Any change can be difficult, especially when it relates to something as important as health care; still, a failure to change will diminish the overall impact of the clinical and preventive services planning and impair the ability to meet patients’ needs in Manitoba. Further, the plan must transform the sectors of acute care, mental health and addictions, care of indigenous peoples, palliative care, care of older adults, home care, and primary care. These actions alone will distinguish the province as a leader in care and outcomes.
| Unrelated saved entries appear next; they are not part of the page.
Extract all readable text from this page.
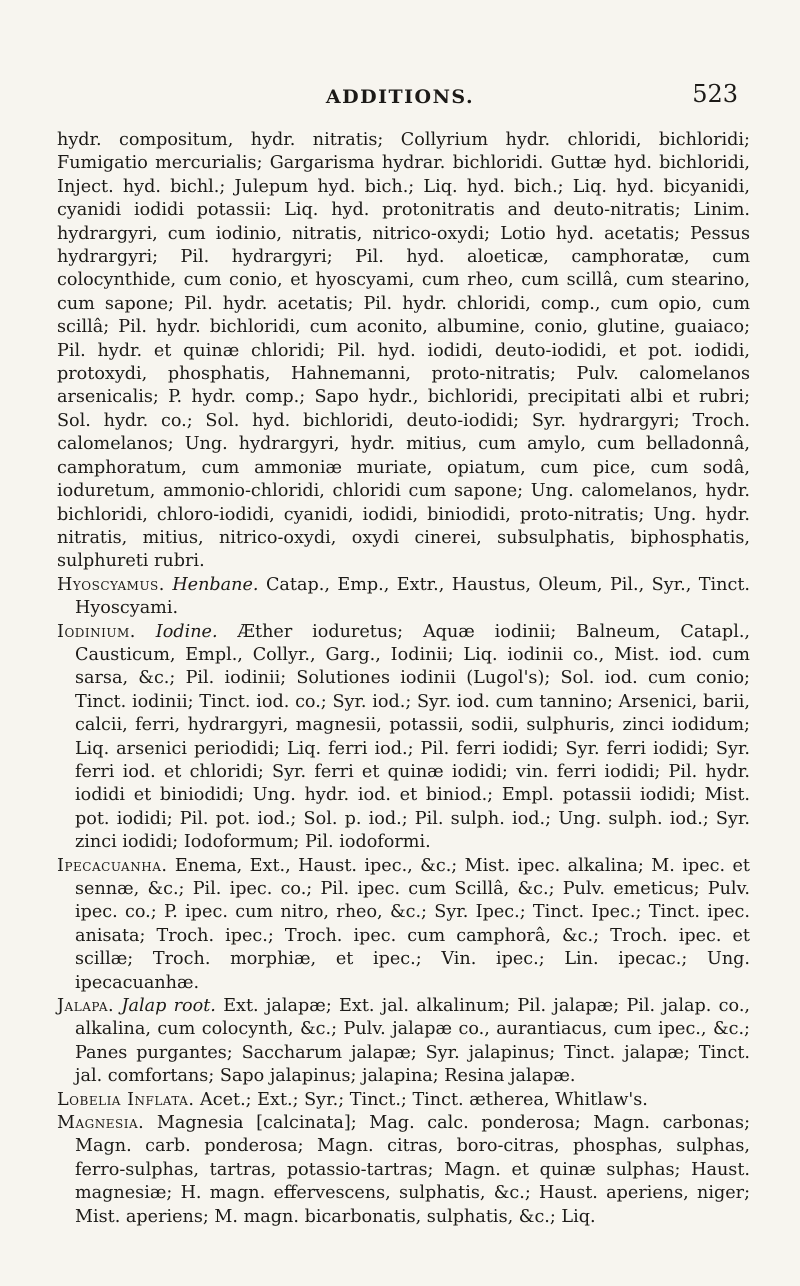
ADDITIONS.	523

hydr. compositum, hydr. nitratis; Collyrium hydr. chloridi, bichloridi; Fumigatio mercurialis; Gargarisma hydrar. bichloridi. Guttæ hyd. bichloridi, Inject. hyd. bichl.; Julepum hyd. bich.; Liq. hyd. bich.; Liq. hyd. bicyanidi, cyanidi iodidi potassii: Liq. hyd. protonitratis and deuto-nitratis; Linim. hydrargyri, cum iodinio, nitratis, nitrico-oxydi; Lotio hyd. acetatis; Pessus hydrargyri; Pil. hydrargyri; Pil. hyd. aloeticæ, camphoratæ, cum colocynthide, cum conio, et hyoscyami, cum rheo, cum scillâ, cum stearino, cum sapone; Pil. hydr. acetatis; Pil. hydr. chloridi, comp., cum opio, cum scillâ; Pil. hydr. bichloridi, cum aconito, albumine, conio, glutine, guaiaco; Pil. hydr. et quinæ chloridi; Pil. hyd. iodidi, deuto-iodidi, et pot. iodidi, protoxydi, phosphatis, Hahnemanni, proto-nitratis; Pulv. calomelanos arsenicalis; P. hydr. comp.; Sapo hydr., bichloridi, precipitati albi et rubri; Sol. hydr. co.; Sol. hyd. bichloridi, deuto-iodidi; Syr. hydrargyri; Troch. calomelanos; Ung. hydrargyri, hydr. mitius, cum amylo, cum belladonnâ, camphoratum, cum ammoniæ muriate, opiatum, cum pice, cum sodâ, ioduretum, ammonio-chloridi, chloridi cum sapone; Ung. calomelanos, hydr. bichloridi, chloro-iodidi, cyanidi, iodidi, biniodidi, proto-nitratis; Ung. hydr. nitratis, mitius, nitrico-oxydi, oxydi cinerei, subsulphatis, biphosphatis, sulphureti rubri.

Hyoscyamus. Henbane. Catap., Emp., Extr., Haustus, Oleum, Pil., Syr., Tinct. Hyoscyami.

Iodinium. Iodine. Æther ioduretus; Aquæ iodinii; Balneum, Catapl., Causticum, Empl., Collyr., Garg., Iodinii; Liq. iodinii co., Mist. iod. cum sarsa, &c.; Pil. iodinii; Solutiones iodinii (Lugol's); Sol. iod. cum conio; Tinct. iodinii; Tinct. iod. co.; Syr. iod.; Syr. iod. cum tannino; Arsenici, barii, calcii, ferri, hydrargyri, magnesii, potassii, sodii, sulphuris, zinci iodidum; Liq. arsenici periodidi; Liq. ferri iod.; Pil. ferri iodidi; Syr. ferri iodidi; Syr. ferri iod. et chloridi; Syr. ferri et quinæ iodidi; vin. ferri iodidi; Pil. hydr. iodidi et biniodidi; Ung. hydr. iod. et biniod.; Empl. potassii iodidi; Mist. pot. iodidi; Pil. pot. iod.; Sol. p. iod.; Pil. sulph. iod.; Ung. sulph. iod.; Syr. zinci iodidi; Iodoformum; Pil. iodoformi.

Ipecacuanha. Enema, Ext., Haust. ipec., &c.; Mist. ipec. alkalina; M. ipec. et sennæ, &c.; Pil. ipec. co.; Pil. ipec. cum Scillâ, &c.; Pulv. emeticus; Pulv. ipec. co.; P. ipec. cum nitro, rheo, &c.; Syr. Ipec.; Tinct. Ipec.; Tinct. ipec. anisata; Troch. ipec.; Troch. ipec. cum camphorâ, &c.; Troch. ipec. et scillæ; Troch. morphiæ, et ipec.; Vin. ipec.; Lin. ipecac.; Ung. ipecacuanhæ.

Jalapa. Jalap root. Ext. jalapæ; Ext. jal. alkalinum; Pil. jalapæ; Pil. jalap. co., alkalina, cum colocynth, &c.; Pulv. jalapæ co., aurantiacus, cum ipec., &c.; Panes purgantes; Saccharum jalapæ; Syr. jalapinus; Tinct. jalapæ; Tinct. jal. comfortans; Sapo jalapinus; jalapina; Resina jalapæ.

Lobelia Inflata. Acet.; Ext.; Syr.; Tinct.; Tinct. ætherea, Whitlaw's.

Magnesia. Magnesia [calcinata]; Mag. calc. ponderosa; Magn. carbonas; Magn. carb. ponderosa; Magn. citras, boro-citras, phosphas, sulphas, ferro-sulphas, tartras, potassio-tartras; Magn. et quinæ sulphas; Haust. magnesiæ; H. magn. effervescens, sulphatis, &c.; Haust. aperiens, niger; Mist. aperiens; M. magn. bicarbonatis, sulphatis, &c.; Liq.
Combined with the other dimensions in the plan, there is a real opportunity to redefine healthcare, boldly, in an evidence-based and cost-efficient manner.
Health-care systems that are unplanned or outdated rarely, if ever, reach this potential; the level of commitment begins with high political office and senior management, and extends through an interdependent network of management and staff, characterized by mutual respect and a collective commitment to integrated, collaborative care.
Successful planning provides better services for patients and their families, and opportunities to address inequities. In the long term, it requires commitment across the system, belief in the values of the system, and the imperative for change that maintains patients at the centre of that system.
All of the requirements for the plan to succeed are in place in Manitoba, in the context of care driven by a belief in the values of a safe and sustainable health-care system that is equitable and accessible. Doing things differently and better will reflect new models of collaborative care, where all providers are working at the top of their scopes of practice.
The plan is the beginning of a journey, not the end. The beliefs and values that underpin it can be reduced to a single question, “If it isn’t being done for the patient, why is it being done?”
David Peachey is a physician and the principal of Health Intelligence Inc. He was the lead consultant in the development of the clinical and preventive services plan for Manitoba.